The sensor towed by the helicopter measures tiny electromagnetic signals used to map properties of the earth's subsurface.

photo

The boundary within the red line is where the low-flying surveys will be taking place.

PEACH SPRINGS – A helicopter contracted by the U.S. Geological Survey will be flying low over parts of the Hualapai Indian Reservation, including the towns of Peach Springs and Truxton, collecting and recording geophysical measurements for scientific research.

Starting Saturday, residents in those areas can expect to see a low-flying helicopter towing a large hoop hanging from a cable for about two weeks, said Heidi Koontz, spokeswoman for USGS.

The aerial surveys will focus on the Grand Canyon West Skywalk and resort area.
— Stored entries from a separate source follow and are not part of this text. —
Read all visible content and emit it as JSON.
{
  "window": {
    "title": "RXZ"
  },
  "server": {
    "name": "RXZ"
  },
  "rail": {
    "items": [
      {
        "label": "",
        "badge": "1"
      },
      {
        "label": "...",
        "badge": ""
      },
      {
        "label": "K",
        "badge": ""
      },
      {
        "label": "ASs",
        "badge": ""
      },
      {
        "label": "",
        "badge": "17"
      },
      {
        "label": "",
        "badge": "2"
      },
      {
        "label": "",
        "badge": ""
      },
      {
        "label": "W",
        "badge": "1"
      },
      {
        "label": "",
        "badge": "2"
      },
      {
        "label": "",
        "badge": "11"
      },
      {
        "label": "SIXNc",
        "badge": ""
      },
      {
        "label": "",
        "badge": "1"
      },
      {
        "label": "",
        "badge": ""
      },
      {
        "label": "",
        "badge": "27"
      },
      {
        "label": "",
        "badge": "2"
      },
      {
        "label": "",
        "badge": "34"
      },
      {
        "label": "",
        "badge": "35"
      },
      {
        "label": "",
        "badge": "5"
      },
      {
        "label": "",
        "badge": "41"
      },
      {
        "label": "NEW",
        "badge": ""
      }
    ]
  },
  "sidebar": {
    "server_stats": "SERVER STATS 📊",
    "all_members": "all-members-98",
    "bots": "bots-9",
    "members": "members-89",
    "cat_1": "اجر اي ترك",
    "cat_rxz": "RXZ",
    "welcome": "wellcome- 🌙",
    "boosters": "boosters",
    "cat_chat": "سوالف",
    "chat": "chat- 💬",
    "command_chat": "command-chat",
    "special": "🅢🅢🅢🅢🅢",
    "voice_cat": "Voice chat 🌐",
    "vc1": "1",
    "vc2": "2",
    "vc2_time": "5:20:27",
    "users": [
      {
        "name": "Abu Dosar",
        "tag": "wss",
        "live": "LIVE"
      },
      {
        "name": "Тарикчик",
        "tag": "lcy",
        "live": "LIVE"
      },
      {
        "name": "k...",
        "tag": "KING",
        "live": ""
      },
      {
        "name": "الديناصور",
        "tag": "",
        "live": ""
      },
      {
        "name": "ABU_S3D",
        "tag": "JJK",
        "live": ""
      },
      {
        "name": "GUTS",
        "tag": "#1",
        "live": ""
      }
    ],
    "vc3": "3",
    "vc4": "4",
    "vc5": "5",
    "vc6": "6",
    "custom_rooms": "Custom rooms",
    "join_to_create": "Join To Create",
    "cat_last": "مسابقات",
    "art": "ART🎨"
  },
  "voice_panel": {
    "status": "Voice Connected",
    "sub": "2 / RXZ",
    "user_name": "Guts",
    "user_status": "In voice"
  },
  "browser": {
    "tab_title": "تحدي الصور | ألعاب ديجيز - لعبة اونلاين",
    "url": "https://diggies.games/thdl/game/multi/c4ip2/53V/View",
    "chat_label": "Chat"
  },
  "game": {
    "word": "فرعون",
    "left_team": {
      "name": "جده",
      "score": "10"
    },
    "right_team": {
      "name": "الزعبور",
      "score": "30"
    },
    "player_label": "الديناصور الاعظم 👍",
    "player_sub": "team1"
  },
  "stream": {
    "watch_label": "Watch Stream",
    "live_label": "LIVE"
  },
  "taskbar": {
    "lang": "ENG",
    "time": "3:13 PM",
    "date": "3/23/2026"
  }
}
It entails flying a relatively low grid pattern, but still hundreds of feet above the ground.

A sensor that resembles a large hula-hoop will be towed by the helicopter to measure tiny electromagnetic signals used to map properties of the earth’s subsurface, Koontz explained.

Data collected from the survey will be analyzed by USGS scientists and used to map geologic structures and aquifer properties.

It’s a component of a USGS study to better understand groundwater resources on the Hualapai Indian Reservation and Truxton Basin.

“The shape and depth of aquifers controls where groundwater is found and how it moves,” Lyndsay Ball, USGS research geophysicist in Denver, said Thursday in an email to the Daily Miner.

“The airborne geophysical survey will image the subsurface geology, and these results will be used to create 3D maps of the aquifers that will help us better understand groundwater occurrence and movement, which in turn will help water resource managers to make informed decisions.”

The work is being supported by the U.S. Bureau of Reclamation with cooperation of the Hualapai Tribe Department of Natural Resources.

Results of the airborne geophysical survey will be publicly available when the study is completed, Ball said.

USGS is contracting with a specialty airborne geophysical company to conduct the survey. Experienced pilots from Sinton Helicopters are specially trained for low-level flying for geophysical surveys.

The company works with the FAA to make sure flights are in accordance with federal law.